Be creative. Consider how the school can support the student, whether it’s accessing curricula, asking/training another teacher to reinforce your teaching in a small group setting, in class etc.
For students who don’t have the high language skills, I have to teach them how to have conversations, how not to interrupt as much. Some of them know only 3 emotions—happy, upset, angry. I’m working on helping the kids to identify emotions. The kids love emojis. The I Spy: Emoji activity is great. I use it to teach them to look at the nonverbal cues—the eyebrows are up, the mouth is down.
I’m still learning but as a speech therapist you’re always still learning. I’m trying to help my PSP help the SPED teacher to understand how we’re working. There’s only one SPED teacher for the whole school so this will take some time to achieve. For our long term goal we’d like to have the SPED teacher join a session with the student to observe and see how it’s working and then she can start to apply it in her sessions with him, and eventually we can get a consistent approach out of the speech room, into a small group, and into the class.
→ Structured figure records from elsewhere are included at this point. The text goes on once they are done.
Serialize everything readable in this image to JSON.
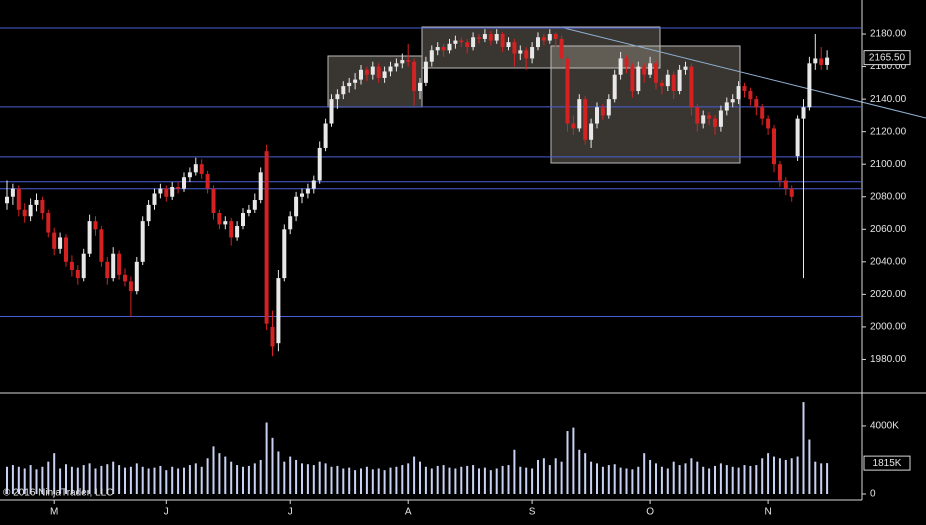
{
  "chart_data": [
    {
      "type": "candlestick",
      "up_color": "#e8e8e8",
      "down_color": "#d42222",
      "level_color": "#4a5fd6",
      "ylim": [
        1960,
        2196
      ],
      "yticks": [
        {
          "value": 1980,
          "label": "1980.00"
        },
        {
          "value": 2000,
          "label": "2000.00"
        },
        {
          "value": 2020,
          "label": "2020.00"
        },
        {
          "value": 2040,
          "label": "2040.00"
        },
        {
          "value": 2060,
          "label": "2060.00"
        },
        {
          "value": 2080,
          "label": "2080.00"
        },
        {
          "value": 2100,
          "label": "2100.00"
        },
        {
          "value": 2120,
          "label": "2120.00"
        },
        {
          "value": 2140,
          "label": "2140.00"
        },
        {
          "value": 2160,
          "label": "2160.00"
        },
        {
          "value": 2180,
          "label": "2180.00"
        }
      ],
      "levels": [
        2183.7,
        2135.2,
        2104.5,
        2089.2,
        2084.9,
        2006.4
      ],
      "last_value": 2165.5,
      "last_value_label": "2165.50",
      "ohlc": [
        [
          2076,
          2090,
          2072,
          2080
        ],
        [
          2080,
          2088,
          2075,
          2085
        ],
        [
          2085,
          2087,
          2068,
          2072
        ],
        [
          2072,
          2076,
          2064,
          2068
        ],
        [
          2068,
          2079,
          2065,
          2075
        ],
        [
          2075,
          2082,
          2071,
          2078
        ],
        [
          2078,
          2080,
          2066,
          2070
        ],
        [
          2070,
          2072,
          2055,
          2058
        ],
        [
          2058,
          2061,
          2044,
          2048
        ],
        [
          2048,
          2058,
          2045,
          2055
        ],
        [
          2055,
          2057,
          2037,
          2040
        ],
        [
          2040,
          2044,
          2031,
          2035
        ],
        [
          2035,
          2038,
          2026,
          2030
        ],
        [
          2030,
          2048,
          2028,
          2045
        ],
        [
          2045,
          2069,
          2043,
          2065
        ],
        [
          2065,
          2068,
          2056,
          2060
        ],
        [
          2060,
          2062,
          2037,
          2040
        ],
        [
          2040,
          2043,
          2026,
          2030
        ],
        [
          2030,
          2049,
          2028,
          2045
        ],
        [
          2045,
          2047,
          2029,
          2032
        ],
        [
          2032,
          2036,
          2025,
          2028
        ],
        [
          2028,
          2031,
          2006,
          2022
        ],
        [
          2022,
          2043,
          2020,
          2040
        ],
        [
          2040,
          2068,
          2038,
          2065
        ],
        [
          2065,
          2078,
          2062,
          2075
        ],
        [
          2075,
          2085,
          2072,
          2082
        ],
        [
          2082,
          2088,
          2079,
          2085
        ],
        [
          2085,
          2087,
          2077,
          2080
        ],
        [
          2080,
          2089,
          2078,
          2086
        ],
        [
          2086,
          2089,
          2082,
          2085
        ],
        [
          2085,
          2095,
          2083,
          2092
        ],
        [
          2092,
          2098,
          2089,
          2095
        ],
        [
          2095,
          2104,
          2093,
          2100
        ],
        [
          2100,
          2103,
          2091,
          2094
        ],
        [
          2094,
          2096,
          2082,
          2085
        ],
        [
          2085,
          2087,
          2066,
          2070
        ],
        [
          2070,
          2072,
          2060,
          2063
        ],
        [
          2063,
          2068,
          2060,
          2065
        ],
        [
          2065,
          2067,
          2050,
          2055
        ],
        [
          2055,
          2065,
          2053,
          2062
        ],
        [
          2062,
          2073,
          2060,
          2070
        ],
        [
          2070,
          2075,
          2068,
          2072
        ],
        [
          2072,
          2082,
          2070,
          2078
        ],
        [
          2078,
          2098,
          2076,
          2095
        ],
        [
          2108,
          2112,
          1998,
          2002
        ],
        [
          2000,
          2010,
          1982,
          1988
        ],
        [
          1990,
          2035,
          1985,
          2030
        ],
        [
          2030,
          2063,
          2028,
          2060
        ],
        [
          2060,
          2071,
          2057,
          2068
        ],
        [
          2068,
          2083,
          2065,
          2080
        ],
        [
          2080,
          2085,
          2076,
          2082
        ],
        [
          2082,
          2088,
          2079,
          2085
        ],
        [
          2085,
          2093,
          2082,
          2090
        ],
        [
          2090,
          2114,
          2088,
          2110
        ],
        [
          2110,
          2128,
          2108,
          2125
        ],
        [
          2125,
          2143,
          2123,
          2140
        ],
        [
          2140,
          2146,
          2134,
          2143
        ],
        [
          2143,
          2151,
          2140,
          2148
        ],
        [
          2148,
          2153,
          2144,
          2150
        ],
        [
          2150,
          2156,
          2146,
          2152
        ],
        [
          2152,
          2161,
          2149,
          2158
        ],
        [
          2158,
          2160,
          2151,
          2155
        ],
        [
          2155,
          2163,
          2152,
          2160
        ],
        [
          2160,
          2162,
          2150,
          2153
        ],
        [
          2153,
          2160,
          2150,
          2157
        ],
        [
          2157,
          2163,
          2154,
          2160
        ],
        [
          2160,
          2165,
          2157,
          2162
        ],
        [
          2162,
          2168,
          2159,
          2164
        ],
        [
          2164,
          2174,
          2160,
          2163
        ],
        [
          2163,
          2165,
          2136,
          2145
        ],
        [
          2145,
          2153,
          2140,
          2150
        ],
        [
          2150,
          2166,
          2148,
          2163
        ],
        [
          2163,
          2173,
          2160,
          2170
        ],
        [
          2170,
          2175,
          2167,
          2172
        ],
        [
          2172,
          2174,
          2166,
          2170
        ],
        [
          2170,
          2177,
          2168,
          2174
        ],
        [
          2174,
          2179,
          2171,
          2176
        ],
        [
          2176,
          2178,
          2172,
          2175
        ],
        [
          2175,
          2177,
          2168,
          2172
        ],
        [
          2172,
          2181,
          2170,
          2178
        ],
        [
          2178,
          2180,
          2174,
          2177
        ],
        [
          2177,
          2183,
          2175,
          2180
        ],
        [
          2180,
          2182,
          2173,
          2176
        ],
        [
          2176,
          2183,
          2174,
          2180
        ],
        [
          2180,
          2181,
          2169,
          2172
        ],
        [
          2172,
          2178,
          2170,
          2175
        ],
        [
          2175,
          2177,
          2160,
          2168
        ],
        [
          2168,
          2173,
          2164,
          2170
        ],
        [
          2170,
          2172,
          2158,
          2165
        ],
        [
          2165,
          2175,
          2162,
          2172
        ],
        [
          2172,
          2181,
          2170,
          2178
        ],
        [
          2178,
          2180,
          2173,
          2176
        ],
        [
          2176,
          2183,
          2174,
          2180
        ],
        [
          2180,
          2181,
          2172,
          2177
        ],
        [
          2177,
          2179,
          2160,
          2165
        ],
        [
          2165,
          2167,
          2120,
          2125
        ],
        [
          2125,
          2130,
          2118,
          2122
        ],
        [
          2122,
          2143,
          2120,
          2140
        ],
        [
          2140,
          2142,
          2112,
          2115
        ],
        [
          2115,
          2128,
          2110,
          2125
        ],
        [
          2125,
          2138,
          2122,
          2135
        ],
        [
          2135,
          2137,
          2127,
          2130
        ],
        [
          2130,
          2143,
          2128,
          2140
        ],
        [
          2140,
          2158,
          2138,
          2155
        ],
        [
          2155,
          2169,
          2152,
          2165
        ],
        [
          2165,
          2167,
          2156,
          2160
        ],
        [
          2160,
          2162,
          2141,
          2145
        ],
        [
          2145,
          2163,
          2143,
          2160
        ],
        [
          2160,
          2162,
          2150,
          2155
        ],
        [
          2155,
          2166,
          2153,
          2162
        ],
        [
          2162,
          2164,
          2146,
          2150
        ],
        [
          2150,
          2152,
          2143,
          2148
        ],
        [
          2148,
          2158,
          2145,
          2155
        ],
        [
          2155,
          2157,
          2140,
          2145
        ],
        [
          2145,
          2161,
          2143,
          2158
        ],
        [
          2158,
          2163,
          2155,
          2160
        ],
        [
          2160,
          2162,
          2130,
          2135
        ],
        [
          2135,
          2137,
          2120,
          2125
        ],
        [
          2125,
          2133,
          2122,
          2130
        ],
        [
          2130,
          2132,
          2124,
          2128
        ],
        [
          2128,
          2130,
          2118,
          2123
        ],
        [
          2123,
          2136,
          2120,
          2133
        ],
        [
          2133,
          2141,
          2130,
          2138
        ],
        [
          2138,
          2143,
          2135,
          2140
        ],
        [
          2140,
          2151,
          2137,
          2148
        ],
        [
          2148,
          2150,
          2141,
          2145
        ],
        [
          2145,
          2147,
          2136,
          2140
        ],
        [
          2140,
          2142,
          2130,
          2135
        ],
        [
          2135,
          2137,
          2124,
          2128
        ],
        [
          2128,
          2130,
          2118,
          2122
        ],
        [
          2122,
          2124,
          2095,
          2100
        ],
        [
          2100,
          2102,
          2086,
          2090
        ],
        [
          2090,
          2092,
          2081,
          2085
        ],
        [
          2085,
          2087,
          2077,
          2080
        ],
        [
          2105,
          2130,
          2102,
          2128
        ],
        [
          2128,
          2140,
          2030,
          2135
        ],
        [
          2135,
          2166,
          2133,
          2162
        ],
        [
          2162,
          2180,
          2158,
          2165
        ],
        [
          2165,
          2172,
          2158,
          2161
        ],
        [
          2161,
          2170,
          2158,
          2165.5
        ]
      ]
    },
    {
      "type": "bar",
      "color": "#c9d2f2",
      "ylim": [
        0,
        5700
      ],
      "yticks": [
        0,
        {
          "value": 4000,
          "label": "4000K"
        }
      ],
      "last_value": 1815,
      "last_value_label": "1815K",
      "copyright": "© 2016 NinjaTrader, LLC",
      "categories": [
        null,
        null,
        null,
        null,
        null,
        null,
        null,
        null,
        "M",
        null,
        null,
        null,
        null,
        null,
        null,
        null,
        null,
        null,
        null,
        null,
        null,
        null,
        null,
        null,
        null,
        null,
        null,
        "J",
        null,
        null,
        null,
        null,
        null,
        null,
        null,
        null,
        null,
        null,
        null,
        null,
        null,
        null,
        null,
        null,
        null,
        null,
        null,
        null,
        "J",
        null,
        null,
        null,
        null,
        null,
        null,
        null,
        null,
        null,
        null,
        null,
        null,
        null,
        null,
        null,
        null,
        null,
        null,
        null,
        "A",
        null,
        null,
        null,
        null,
        null,
        null,
        null,
        null,
        null,
        null,
        null,
        null,
        null,
        null,
        null,
        null,
        null,
        null,
        null,
        null,
        "S",
        null,
        null,
        null,
        null,
        null,
        null,
        null,
        null,
        null,
        null,
        null,
        null,
        null,
        null,
        null,
        null,
        null,
        null,
        null,
        "O",
        null,
        null,
        null,
        null,
        null,
        null,
        null,
        null,
        null,
        null,
        null,
        null,
        null,
        null,
        null,
        null,
        null,
        null,
        null,
        "N",
        null,
        null,
        null,
        null,
        null,
        null,
        null,
        null,
        null,
        null
      ],
      "values": [
        1600,
        1700,
        1600,
        1500,
        1700,
        1450,
        1600,
        1900,
        2400,
        1500,
        1750,
        1600,
        1550,
        1700,
        1800,
        1500,
        1650,
        1750,
        1900,
        1700,
        1550,
        1600,
        1800,
        1600,
        1500,
        1550,
        1650,
        1400,
        1600,
        1500,
        1550,
        1700,
        1800,
        1600,
        2100,
        2800,
        2400,
        2200,
        1900,
        1700,
        1600,
        1650,
        1800,
        2000,
        4200,
        3300,
        2500,
        1900,
        2200,
        2000,
        1800,
        1750,
        1700,
        1900,
        1800,
        1600,
        1650,
        1500,
        1550,
        1400,
        1500,
        1600,
        1450,
        1500,
        1400,
        1550,
        1600,
        1700,
        1800,
        2200,
        1900,
        1600,
        1500,
        1650,
        1700,
        1550,
        1500,
        1600,
        1650,
        1700,
        1500,
        1550,
        1400,
        1500,
        1650,
        1700,
        2600,
        1600,
        1550,
        1500,
        2000,
        2100,
        1700,
        2100,
        1900,
        3700,
        3900,
        2600,
        2400,
        1900,
        1800,
        1600,
        1700,
        1750,
        1550,
        1500,
        1450,
        1600,
        2400,
        2000,
        1800,
        1600,
        1500,
        1900,
        1700,
        1800,
        2100,
        1900,
        1600,
        1500,
        1650,
        1800,
        1700,
        1600,
        1550,
        1700,
        1650,
        1700,
        2100,
        2400,
        2200,
        2100,
        2000,
        2100,
        2200,
        5400,
        3200,
        1900,
        1800,
        1815
      ]
    }
  ]
}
Do you have any tools or resources within the platform that you found helpful? Or any external resources to share? If so, please tell us about them.
As I’ve mentioned, SocialThinking.com is a really great resource that I use a lot. Rethinkers is a curriculum I use—all ten of their books are in the library. Superflex is the SocialThinking curriculum for 8-10 year olds. And there are a lot of tools that other therapists have created and shared that are on the platform. I recently sent home an iSPY emoji for parents to use now that they are home with the students and taking the role of the PSP in the classroom. It’s 15 emojis to help students notice and identify nonverbal language. I provide some instructions for iSPY emoji to help parents use it with their children. It’s a great dual resource. I use it for my articulation students for fun—after they say their word 10 times, we go find a particular emoji. For my kids with high functioning autism, we not only find it, we talk about the emotion and why they think that face is happy, or sad, or angry. They describe what the eyebrows are saying, etc.
What would you tell another clinician who is skeptical about students with ASD being served via teletherapy?
I have a 3-year-old who just got diagnosed with autism who is minimally verbal. I really wasn’t sure how I was going to serve this student. I didn’t have experience working with preschoolers. What I would say is, try it. Even for that 3-year-old, we really don’t interact on the computer. It’s basically a coaching model and I wasn’t sure how that was going to work. It’s working! Everything we know about language, about how pictures, gestures, and signs can enforce language growth—it’s working. He’s growing and the team sees it. I’m just one piece of it. The teachers have taken off using the pictures that I’m suggesting. The best thing I can say is you have to be willing to try it. If it fails or doesn’t work out well, try again in another way. I was scared initially. I didn’t know how I was going to be coaching. But I just asked myself, if I was sitting there with the child and we were playing with toys, what would I be doing? Then I coach the PSP—”Ok, he’s not engaged with you. Try this.” The PSP has to have an open mind as well. We’re working together. It’s not me ordering them around. We’re problem solving together. It’s been successful.
Now the child waves at me. He’s a young 3-year-old so I’m not sure it would even be appropriate for him to sit at the computer. He’ll run up to the computer now and he’ll sign “more.” He likes the Barney Clean Up song in the library. It’s 35 seconds. I want him to learn the social routine—this is what happens when you come to my room. When he hears that song, he knows he has to clean up. Last couple of sessions he dances. He really likes it. He’s learning. I really wasn’t sure how it was going to work on the platform. He’s growing.